Erst einmal herzlichen Glückwunsch: Das Buch ist stolze 50 Jahre alt.

So liest es sich nicht, es ist durch seinen trockenen, zynischen Tonfall erstaunlich modern zu lesen und was Haldeman an soziologischen Welten postuliert ist streckenweise brandaktuell.

 

"The Forever War" ist vordergründig ein knallharter Military-SF-Roman und wirkt wie ein Bruder des aus ähnlicher Zeit stammenden Romans "Starship Troopers" von Robert A. Heinlein.

Aber schnell wird klar, dass Haldeman nicht danach strebt Krieg und Soldatenhandwerk zu glorifizieren.

Sein Protagonist William Mandella, zwangsverpflichtet und immer wieder um seinen verdienten Ruhestand betrogen, hinterfragt schon früh den Sinn seines Tuns und den Unsinn eines Krieges an sich. Das gelingt Haldeman absolut überzeugend und der Leser stellt sich fast zwangsläufig hinter den Prota und teilt seinen Widerwillen. Das allein macht das Buch schon lesenswert.

Mandella wird in eine Handvoll Einsätze geschickt. Wir begleiten seinen Weg vom einfachen Fußsoldaten zum kommandierenden Offizier und auch die Episoden zwischen den Kämpfen, in denen Mandella einen Hauch Zivilleben erfährt. Und hier spielt der Stoff seine nächste Stärke aus: Bedingt durch Zeitdilatation dauert für Mandella seine Militärzeit nur wenige Jahre, doch auf der Erde vergehen Jahrhunderte. Joe Haldeman nimmt das zum Anlass mit Konzepten zukünftiger Gesellschaften zu experimentieren. Bedingt durch Überbevölkerung und Hungersnöte wird Geld abgeschafft, gezahlt und entlohnt wird in Kalorien. Heterosexualität gilt irgendwann als abnorm, seitdem Nachwuchs nur noch kontrolliert in Brütern erzeigt wird und Homosexualität die Regel ist. Zu einem Zeitpunkt werden heterosexuelle Handlungen gar unter Strafe gestellt, aber auch hier lernt die menschliche Gesellschaft dazu und das bleibt eine Episode der Historie. Letztlich wird Mandella ob seiner Heterosexualität belächelt, aber toleriert. Er selbst ist bemüht, mit den Wandlungen der Zeit klar zu kommen und erinnert dabei an den hilflosen „alten, weißen Mann", den einige Genoss*innen aus der heutigen LGBTQ+-Gemeinde kurzsichtig zum Feindbild erkoren haben.

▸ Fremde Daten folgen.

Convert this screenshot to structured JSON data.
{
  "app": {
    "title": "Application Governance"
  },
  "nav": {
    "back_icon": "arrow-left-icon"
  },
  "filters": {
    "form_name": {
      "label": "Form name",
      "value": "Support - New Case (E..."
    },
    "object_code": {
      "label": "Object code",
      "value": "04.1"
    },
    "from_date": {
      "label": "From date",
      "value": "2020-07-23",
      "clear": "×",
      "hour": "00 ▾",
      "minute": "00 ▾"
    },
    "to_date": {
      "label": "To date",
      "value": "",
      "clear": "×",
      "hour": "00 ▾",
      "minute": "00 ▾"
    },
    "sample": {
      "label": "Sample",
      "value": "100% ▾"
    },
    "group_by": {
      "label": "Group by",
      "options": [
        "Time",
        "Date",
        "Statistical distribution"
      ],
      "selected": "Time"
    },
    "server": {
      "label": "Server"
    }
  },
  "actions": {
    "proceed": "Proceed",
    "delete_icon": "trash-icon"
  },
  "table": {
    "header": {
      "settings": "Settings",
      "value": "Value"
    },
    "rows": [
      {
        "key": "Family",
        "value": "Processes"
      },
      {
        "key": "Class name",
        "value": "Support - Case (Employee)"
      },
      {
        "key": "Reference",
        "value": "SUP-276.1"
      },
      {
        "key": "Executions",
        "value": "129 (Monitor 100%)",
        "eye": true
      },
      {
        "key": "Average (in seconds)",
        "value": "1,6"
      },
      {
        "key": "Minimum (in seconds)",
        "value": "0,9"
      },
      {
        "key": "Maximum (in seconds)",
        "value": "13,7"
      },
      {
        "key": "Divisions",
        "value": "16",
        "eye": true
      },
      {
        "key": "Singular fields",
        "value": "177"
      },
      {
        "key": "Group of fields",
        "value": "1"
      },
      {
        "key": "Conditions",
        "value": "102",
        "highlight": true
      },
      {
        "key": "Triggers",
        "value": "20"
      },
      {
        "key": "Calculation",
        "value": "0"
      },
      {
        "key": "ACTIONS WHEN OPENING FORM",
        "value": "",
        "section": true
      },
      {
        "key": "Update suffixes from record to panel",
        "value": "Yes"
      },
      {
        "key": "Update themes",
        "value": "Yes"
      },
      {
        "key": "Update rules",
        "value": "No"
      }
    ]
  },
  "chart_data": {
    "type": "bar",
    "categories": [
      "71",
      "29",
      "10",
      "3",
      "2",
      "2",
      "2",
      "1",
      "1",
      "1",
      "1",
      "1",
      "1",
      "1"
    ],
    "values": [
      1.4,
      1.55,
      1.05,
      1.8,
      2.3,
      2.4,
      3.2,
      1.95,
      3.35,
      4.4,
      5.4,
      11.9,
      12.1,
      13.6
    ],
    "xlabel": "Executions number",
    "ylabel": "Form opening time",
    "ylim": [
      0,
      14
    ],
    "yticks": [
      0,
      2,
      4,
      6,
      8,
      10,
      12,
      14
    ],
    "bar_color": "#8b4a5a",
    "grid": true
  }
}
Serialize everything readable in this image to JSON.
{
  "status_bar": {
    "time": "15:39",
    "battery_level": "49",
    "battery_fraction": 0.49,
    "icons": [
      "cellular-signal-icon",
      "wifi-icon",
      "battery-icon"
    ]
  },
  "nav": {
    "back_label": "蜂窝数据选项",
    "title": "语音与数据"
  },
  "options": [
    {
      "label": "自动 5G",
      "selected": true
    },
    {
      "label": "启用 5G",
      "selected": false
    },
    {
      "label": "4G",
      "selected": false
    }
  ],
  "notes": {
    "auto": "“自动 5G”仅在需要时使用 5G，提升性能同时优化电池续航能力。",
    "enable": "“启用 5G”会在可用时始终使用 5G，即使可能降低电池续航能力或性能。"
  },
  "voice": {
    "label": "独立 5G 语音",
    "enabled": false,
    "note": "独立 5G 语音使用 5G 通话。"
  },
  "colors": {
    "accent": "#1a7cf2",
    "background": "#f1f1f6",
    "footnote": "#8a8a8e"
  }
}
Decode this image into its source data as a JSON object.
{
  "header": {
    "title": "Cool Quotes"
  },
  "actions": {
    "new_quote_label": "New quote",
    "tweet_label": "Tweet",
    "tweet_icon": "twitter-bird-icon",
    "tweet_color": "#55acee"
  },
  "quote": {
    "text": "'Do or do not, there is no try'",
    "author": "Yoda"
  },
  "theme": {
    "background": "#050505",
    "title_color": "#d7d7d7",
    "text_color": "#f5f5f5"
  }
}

Ich erinnere noch einmal: Das Buch ist heuer 50 (!!!) Jahre alt!

 

Haldeman, selbst schwer verwundeter Vietnamveteran, schreibt actiongeladene, technisch-physikalisch anspruchsvolle Science Fiction, mit einer überaus menschlichen Ebene. Das gelingt ihm grandios. Das zeigen auch die Preise, die dieses Buch eingeheimst hat. Darunter finden sich ausnahmslos alle „Oscars“ der anglo-amerikanischen Science Fiction Community: Hugo-, Locus- und Nebula-Award. Dabei war das Buch in den Siebzigern durchaus kontrovers diskutiert und seiner Zeit so weit voraus, das es fraglos heute noch relevant ist.

 

Mich hat der Stoff voll gecatcht.

Ein Page-Turner, den ich in meine persönliche Reihe der All-Time-Favorites aufgenommen habe.